I own one of the most strange little SUVs that there is, a toyota Rav4, but with the V-6, which massively overpowers the little thing. It goes like a scalded cat, it is dangerously overpowered, when you stomp the accelerometer, it rears up and starts getting squirelly, and only the traction control keeps you on the road. But, it still gets 25 MPG.

And I love driving it to soccer practice, and if there was a rastaville nearby, I would be going on herb runs too.

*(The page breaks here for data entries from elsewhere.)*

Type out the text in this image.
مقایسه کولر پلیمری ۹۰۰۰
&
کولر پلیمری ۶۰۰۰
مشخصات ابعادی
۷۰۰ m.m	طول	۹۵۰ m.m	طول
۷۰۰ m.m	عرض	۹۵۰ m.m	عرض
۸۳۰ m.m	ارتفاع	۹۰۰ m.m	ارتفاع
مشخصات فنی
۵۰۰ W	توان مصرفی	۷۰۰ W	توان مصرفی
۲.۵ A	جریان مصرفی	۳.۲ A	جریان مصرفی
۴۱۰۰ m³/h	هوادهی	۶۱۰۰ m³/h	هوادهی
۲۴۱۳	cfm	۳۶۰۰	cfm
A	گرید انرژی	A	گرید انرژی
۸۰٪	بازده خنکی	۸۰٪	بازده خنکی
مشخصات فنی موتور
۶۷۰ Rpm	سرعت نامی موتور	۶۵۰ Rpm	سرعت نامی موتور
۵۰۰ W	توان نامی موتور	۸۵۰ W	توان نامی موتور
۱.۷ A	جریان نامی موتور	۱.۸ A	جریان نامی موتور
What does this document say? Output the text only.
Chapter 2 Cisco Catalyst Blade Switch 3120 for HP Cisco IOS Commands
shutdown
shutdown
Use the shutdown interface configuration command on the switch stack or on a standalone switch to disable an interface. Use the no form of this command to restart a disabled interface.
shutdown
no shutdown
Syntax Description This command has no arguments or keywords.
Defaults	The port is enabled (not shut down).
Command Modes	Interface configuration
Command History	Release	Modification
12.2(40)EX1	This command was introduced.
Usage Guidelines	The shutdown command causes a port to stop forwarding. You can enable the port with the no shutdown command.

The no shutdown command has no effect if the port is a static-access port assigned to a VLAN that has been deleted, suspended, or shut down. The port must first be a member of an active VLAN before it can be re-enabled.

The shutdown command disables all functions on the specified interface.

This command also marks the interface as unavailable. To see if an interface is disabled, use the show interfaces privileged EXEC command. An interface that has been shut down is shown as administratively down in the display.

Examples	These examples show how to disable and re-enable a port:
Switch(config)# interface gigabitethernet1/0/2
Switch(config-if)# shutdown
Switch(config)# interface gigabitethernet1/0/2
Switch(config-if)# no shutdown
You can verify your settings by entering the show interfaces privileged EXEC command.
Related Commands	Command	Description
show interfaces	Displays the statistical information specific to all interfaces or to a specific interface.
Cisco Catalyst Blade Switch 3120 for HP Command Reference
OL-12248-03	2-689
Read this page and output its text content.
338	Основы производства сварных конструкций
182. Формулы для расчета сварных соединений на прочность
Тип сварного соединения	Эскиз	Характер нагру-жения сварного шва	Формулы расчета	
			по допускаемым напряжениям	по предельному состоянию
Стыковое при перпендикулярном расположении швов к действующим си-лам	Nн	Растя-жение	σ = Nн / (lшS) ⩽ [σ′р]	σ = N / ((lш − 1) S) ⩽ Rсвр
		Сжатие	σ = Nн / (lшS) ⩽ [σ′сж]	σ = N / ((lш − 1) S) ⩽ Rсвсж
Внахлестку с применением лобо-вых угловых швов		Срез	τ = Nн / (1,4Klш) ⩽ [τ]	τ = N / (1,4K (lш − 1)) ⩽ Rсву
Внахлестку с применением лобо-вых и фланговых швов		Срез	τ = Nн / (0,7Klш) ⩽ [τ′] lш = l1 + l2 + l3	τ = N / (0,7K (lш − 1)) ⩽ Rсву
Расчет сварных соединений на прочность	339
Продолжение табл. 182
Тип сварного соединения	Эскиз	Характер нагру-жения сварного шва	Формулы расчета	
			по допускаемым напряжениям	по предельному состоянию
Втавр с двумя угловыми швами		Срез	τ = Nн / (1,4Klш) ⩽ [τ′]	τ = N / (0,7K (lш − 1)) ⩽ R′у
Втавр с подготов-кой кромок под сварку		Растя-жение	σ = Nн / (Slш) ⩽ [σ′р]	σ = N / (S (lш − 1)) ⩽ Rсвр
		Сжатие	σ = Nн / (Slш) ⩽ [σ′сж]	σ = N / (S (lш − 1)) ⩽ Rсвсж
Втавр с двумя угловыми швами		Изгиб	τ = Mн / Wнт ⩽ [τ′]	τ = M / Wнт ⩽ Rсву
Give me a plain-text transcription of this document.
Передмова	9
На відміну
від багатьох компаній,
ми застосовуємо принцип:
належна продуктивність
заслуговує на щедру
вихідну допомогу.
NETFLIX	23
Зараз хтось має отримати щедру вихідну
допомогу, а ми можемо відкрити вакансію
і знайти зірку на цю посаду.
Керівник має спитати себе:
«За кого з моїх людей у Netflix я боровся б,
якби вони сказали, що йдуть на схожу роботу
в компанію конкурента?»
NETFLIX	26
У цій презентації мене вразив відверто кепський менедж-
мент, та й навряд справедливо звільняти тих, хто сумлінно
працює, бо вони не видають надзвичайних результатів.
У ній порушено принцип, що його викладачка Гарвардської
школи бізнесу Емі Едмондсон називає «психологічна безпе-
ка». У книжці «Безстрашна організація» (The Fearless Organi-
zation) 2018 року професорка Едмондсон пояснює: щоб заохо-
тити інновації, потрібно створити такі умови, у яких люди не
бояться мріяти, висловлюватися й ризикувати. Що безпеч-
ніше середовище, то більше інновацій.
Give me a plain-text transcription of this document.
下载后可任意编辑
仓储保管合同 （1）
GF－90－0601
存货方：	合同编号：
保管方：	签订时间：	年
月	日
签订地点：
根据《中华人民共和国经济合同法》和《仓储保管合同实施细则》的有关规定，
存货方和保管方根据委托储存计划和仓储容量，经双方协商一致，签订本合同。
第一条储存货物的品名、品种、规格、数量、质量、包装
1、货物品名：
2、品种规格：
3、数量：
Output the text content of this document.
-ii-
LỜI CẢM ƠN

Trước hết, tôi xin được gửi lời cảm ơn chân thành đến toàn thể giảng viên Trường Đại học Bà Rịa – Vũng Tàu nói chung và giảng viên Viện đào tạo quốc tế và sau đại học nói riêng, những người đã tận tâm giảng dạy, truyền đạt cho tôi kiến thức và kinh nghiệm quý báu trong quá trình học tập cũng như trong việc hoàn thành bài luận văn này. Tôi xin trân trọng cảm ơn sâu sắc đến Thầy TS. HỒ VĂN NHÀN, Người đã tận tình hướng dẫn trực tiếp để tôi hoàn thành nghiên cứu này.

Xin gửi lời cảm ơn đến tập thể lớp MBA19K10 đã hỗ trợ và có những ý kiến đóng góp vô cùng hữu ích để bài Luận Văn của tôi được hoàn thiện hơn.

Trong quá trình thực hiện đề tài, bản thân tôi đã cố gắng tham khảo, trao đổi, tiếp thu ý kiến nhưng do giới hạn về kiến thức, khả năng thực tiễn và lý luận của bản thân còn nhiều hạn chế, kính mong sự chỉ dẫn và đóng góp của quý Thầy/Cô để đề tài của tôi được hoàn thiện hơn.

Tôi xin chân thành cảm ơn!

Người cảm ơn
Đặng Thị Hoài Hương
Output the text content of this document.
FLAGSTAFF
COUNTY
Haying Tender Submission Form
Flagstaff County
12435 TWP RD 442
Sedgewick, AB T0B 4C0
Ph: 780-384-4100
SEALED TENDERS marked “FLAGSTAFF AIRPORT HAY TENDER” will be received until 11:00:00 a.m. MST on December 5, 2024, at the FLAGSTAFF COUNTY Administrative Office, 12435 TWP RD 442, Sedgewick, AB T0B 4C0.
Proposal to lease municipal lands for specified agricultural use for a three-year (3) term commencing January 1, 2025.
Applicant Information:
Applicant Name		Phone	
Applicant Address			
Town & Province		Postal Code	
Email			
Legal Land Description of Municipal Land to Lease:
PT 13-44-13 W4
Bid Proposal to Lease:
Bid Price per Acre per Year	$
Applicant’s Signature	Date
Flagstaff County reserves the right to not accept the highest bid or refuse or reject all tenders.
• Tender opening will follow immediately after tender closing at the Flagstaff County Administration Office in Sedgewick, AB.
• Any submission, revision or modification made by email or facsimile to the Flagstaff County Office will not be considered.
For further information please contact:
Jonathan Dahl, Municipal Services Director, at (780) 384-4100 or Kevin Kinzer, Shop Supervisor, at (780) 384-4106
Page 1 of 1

@Promnight: The 2000 Toyota Tacoma 2WD truck is taking me out to eastern Navajo land tomorrow for a meeting with a school client and the Bureau of Indian Affairs, a three hour drive each way after leaving Santa Fe at 5 a.m. Sport talk and the iPod will sustain me. Might have lunch at the school cafeteria. A little storm is rolling through in the next couple of days, so I’ll probably get rained on at some point.

@baked: Darling, is April a good month to visit your island? Cuz I think that might be my first break in ages and would love to go on gas-guzzling quicksand trips with you.

@Promnight: Dude the fucking Rav-4 is so not what I’m talking about. That’s a tall Saturn sedan. I’m talking about the fucking Lincoln Navigators, Cadillac things, the Range Rovers, etc. There’s a difference. Bloggie the car man can explain it.

@SanFranLefty: It’s all about the chassis that they’re built on. That’s why my aunt’s Toyota Highlander can be classified as a wagon (or something like that) even though it’s, to my mind, monstrous. Also, my dad just bought an SUV that gets 13 MPG. 13. In this day and age. And he won’t exactly be offroading it anytime soon. In a year or two, he won’t even be commuting to work with it anymore.


april is gorgeous…i’m expecting you, so excited!


“I assume you are saying its ok for Baked because she drives on dirt roads, but these are not impassable dirt roads, the taxis make it through fine. The limos with the movie stars make it through fine”

how the fuck do you know this? you are so dead wrong, that i woke up still pissed and will never again take what you say as fact.

fact: most of the roads become impassable after a big rain. FIXED.

and i still love you, even when you’re a pompous ass.

@Benedick says Keep on Fucking that Chicken: @AARPrick:

love you right back…xoxox

AAARP, i have really missed you and wondered where and how you are.
pull up a chair, set a spell, you’ve been missed!

@mellbell: The “truck” status of SUV’s has all to do with the fact that the seats can be removed and therefore the back is considered cargo space. The Rav4 is I think built on the compact Toyota chassis. But the whole point of these things is that trucks are excluded from the US manufacturer’s fleet average mileage goals. So, you put in a hatchback and removable rear seat, and presto-change-o, you have a truck, so its dismal mileage is now excluded from your mileage stats. And thats why 50% of all cars are trucks, these days. Little known fact about the Rav4 V-6 model is that its one of the fastest Toyotas sold, 0 to 60.

@SanFranLefty: Yer bringing coals to Newcastle, madame.